People v Ray |
2015 NY Slip Op 00314 |
Decided on January 13, 2015 |
Appellate Division, First Department |
Published by New York State Law Reporting Bureau pursuant to Judiciary Law § 431. |
This opinion is uncorrected and subject to revision before publication in the Official Reports. |
Decided on January 13, 2015
Tom, J.P., Friedman, Acosta, Saxe, Kapnick, JJ.
13943 5192/89
v
Mark Ray, Defendant-Appellant.
Seymour W. James, Jr., The Legal Aid Society, New York (Natalie Rea of counsel), for appellant.
Cyrus R. Vance, Jr., District Attorney, New York (Andrew E. Seewald of counsel), for respondent.
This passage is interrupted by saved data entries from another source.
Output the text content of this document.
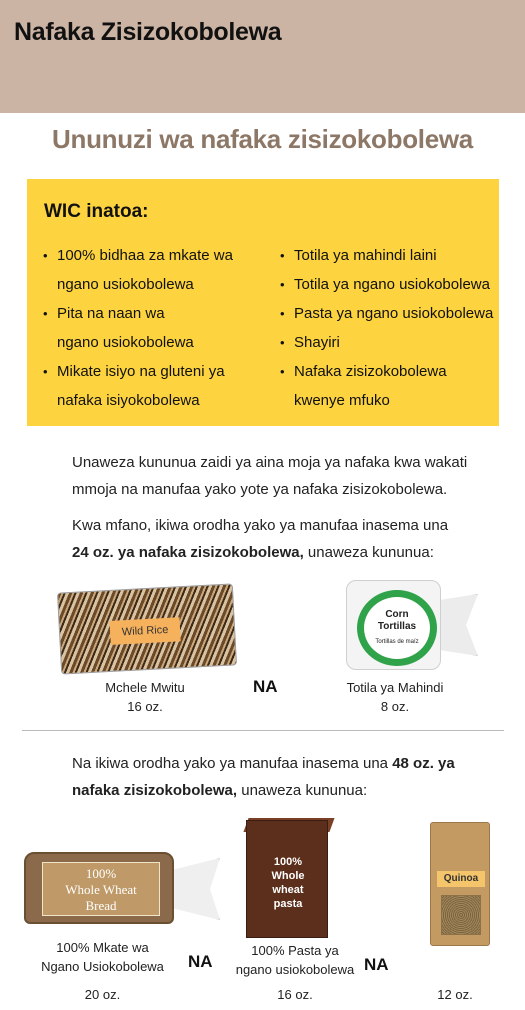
Nafaka Zisizokobolewa
Ununuzi wa nafaka zisizokobolewa
WIC inatoa:
• 100% bidhaa za mkate wa
ngano usiokobolewa
• Pita na naan wa
ngano usiokobolewa
• Mikate isiyo na gluteni ya
nafaka isiyokobolewa
• Totila ya mahindi laini
• Totila ya ngano usiokobolewa
• Pasta ya ngano usiokobolewa
• Shayiri
• Nafaka zisizokobolewa
kwenye mfuko
Unaweza kununua zaidi ya aina moja ya nafaka kwa wakati
mmoja na manufaa yako yote ya nafaka zisizokobolewa.
Kwa mfano, ikiwa orodha yako ya manufaa inasema una
24 oz. ya nafaka zisizokobolewa, unaweza kununua:
Wild Rice
Mchele Mwitu
16 oz.
NA
Corn
Tortillas
Tortillas de maíz
Totila ya Mahindi
8 oz.
Na ikiwa orodha yako ya manufaa inasema una 48 oz. ya
nafaka zisizokobolewa, unaweza kununua:
100%
Whole Wheat
Bread
100% Mkate wa
Ngano Usiokobolewa
20 oz.
NA
100%
Whole
wheat
pasta
100% Pasta ya
ngano usiokobolewa
16 oz.
NA
Quinoa
12 oz.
Order, Supreme Court, New York County (Robert M. Stolz, J.), entered on or about December 6, 2011, which adjudicated defendant a level two sexually violent offender under the Sex Offender Registration Act (Correction Law art 6-C), unanimously affirmed, without costs.
Although there was an insufficient basis for the court's assessment of 10 points, not assessed by the risk assessment instrument, under the risk factor for nonacceptance of responsibility, defendant remains a level two offender, and we find no basis for a discretionary downward departure (see People v Gillotti, 23 NY3d 841 [2014]). Defendant's completion of drug programs and abstinence from drug use while incarcerated do not warrant a downward departure under the circumstances of the case.
THIS CONSTITUTES THE DECISION AND ORDER
OF THE SUPREME COURT, APPELLATE DIVISION, FIRST DEPARTMENT.